C’è vita al di là del muro. Ma ce n’è parecchia anche al di qua: una vita ammassata e precaria, ma a suo modo piena di progetti. Quelli dei migranti che si affollano a Melilla in varie centinaia, raggruppati per nazionalità, che autogestiscono in un bosco marocchino un campo di fortuna in attesa di poter passare in Spagna. Melilla dunque sembra così vicina, ma invece è inaccessibile. Bisogna scalare tre file di barriere senza farsi vedere o respingere dalla polizia spagnola. Nell’attesa Abou filma tutto, anche i momenti di distensione, distrazione, per non dire divertimento. «Abou ha trovato delle scene che non avremmo mai immaginato, come per esempio la partita di calcio. È una scena spettacolare quella della partita del Mali contro la Costa D’avorio in cui il regista interpreta il ruolo del giornalista sportivo», racconta Estephan Wagner. 

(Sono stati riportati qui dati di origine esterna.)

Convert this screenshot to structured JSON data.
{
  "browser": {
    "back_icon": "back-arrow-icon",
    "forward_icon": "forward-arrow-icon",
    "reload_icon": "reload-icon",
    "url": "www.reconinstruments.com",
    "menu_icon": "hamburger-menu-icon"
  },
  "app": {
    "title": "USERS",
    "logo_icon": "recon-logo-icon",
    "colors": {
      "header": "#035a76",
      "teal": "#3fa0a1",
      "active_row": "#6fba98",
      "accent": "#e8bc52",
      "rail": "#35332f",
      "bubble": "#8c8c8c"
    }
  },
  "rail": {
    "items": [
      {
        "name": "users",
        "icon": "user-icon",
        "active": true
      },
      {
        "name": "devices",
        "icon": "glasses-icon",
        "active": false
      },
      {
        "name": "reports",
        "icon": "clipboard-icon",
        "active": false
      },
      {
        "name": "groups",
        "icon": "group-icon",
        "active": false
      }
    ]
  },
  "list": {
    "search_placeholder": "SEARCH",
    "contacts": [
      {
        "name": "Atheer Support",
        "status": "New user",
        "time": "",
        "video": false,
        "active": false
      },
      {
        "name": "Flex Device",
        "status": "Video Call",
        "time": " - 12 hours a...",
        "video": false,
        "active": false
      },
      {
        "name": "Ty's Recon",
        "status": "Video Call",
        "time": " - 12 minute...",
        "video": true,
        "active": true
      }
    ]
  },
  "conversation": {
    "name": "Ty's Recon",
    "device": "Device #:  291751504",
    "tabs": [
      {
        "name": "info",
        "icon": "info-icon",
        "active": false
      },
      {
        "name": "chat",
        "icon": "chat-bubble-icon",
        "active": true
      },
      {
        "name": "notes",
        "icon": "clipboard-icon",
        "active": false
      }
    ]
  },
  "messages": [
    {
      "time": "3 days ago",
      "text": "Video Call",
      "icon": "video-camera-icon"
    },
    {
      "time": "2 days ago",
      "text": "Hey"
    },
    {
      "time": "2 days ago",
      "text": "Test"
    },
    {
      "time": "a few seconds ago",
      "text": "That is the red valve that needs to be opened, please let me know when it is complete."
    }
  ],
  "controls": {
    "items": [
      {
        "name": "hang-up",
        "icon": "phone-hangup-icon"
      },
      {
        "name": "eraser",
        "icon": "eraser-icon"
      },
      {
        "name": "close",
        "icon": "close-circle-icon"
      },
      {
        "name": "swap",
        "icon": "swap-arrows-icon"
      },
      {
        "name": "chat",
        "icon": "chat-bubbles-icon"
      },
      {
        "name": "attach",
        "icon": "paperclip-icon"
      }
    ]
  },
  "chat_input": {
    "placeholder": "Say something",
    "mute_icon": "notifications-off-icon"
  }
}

Se il recente Fuocoammare racconta l’arrivo dei migranti a Lampedusa attraverso lo sguardo di Gianfranco Rosi, Les Sauteurs è il racconto in prima persona di chi vive il dramma di essere costretto ad abbandonare il proprio Paese per cercare fortuna altrove. Nessun telegiornale e nessun reportage ci hanno mai fatto avvicinare tanto a quel mondo oltre le barriere e i fili spinati che l’Occidente innalza. Un mondo ricco e colorato, in cui le persone, le storie e il loro futuro si mescolano alle partite di calcio, alla paura della fame, al terrore della violenza e alla speranza nell’Europa. Una certa umanità, nonostante tutto. Les Sauteurs è infine un manifesto, una testimonianza unica e, chissà, l’opera prima di un futuro regista, Abou Bakar Sidibé.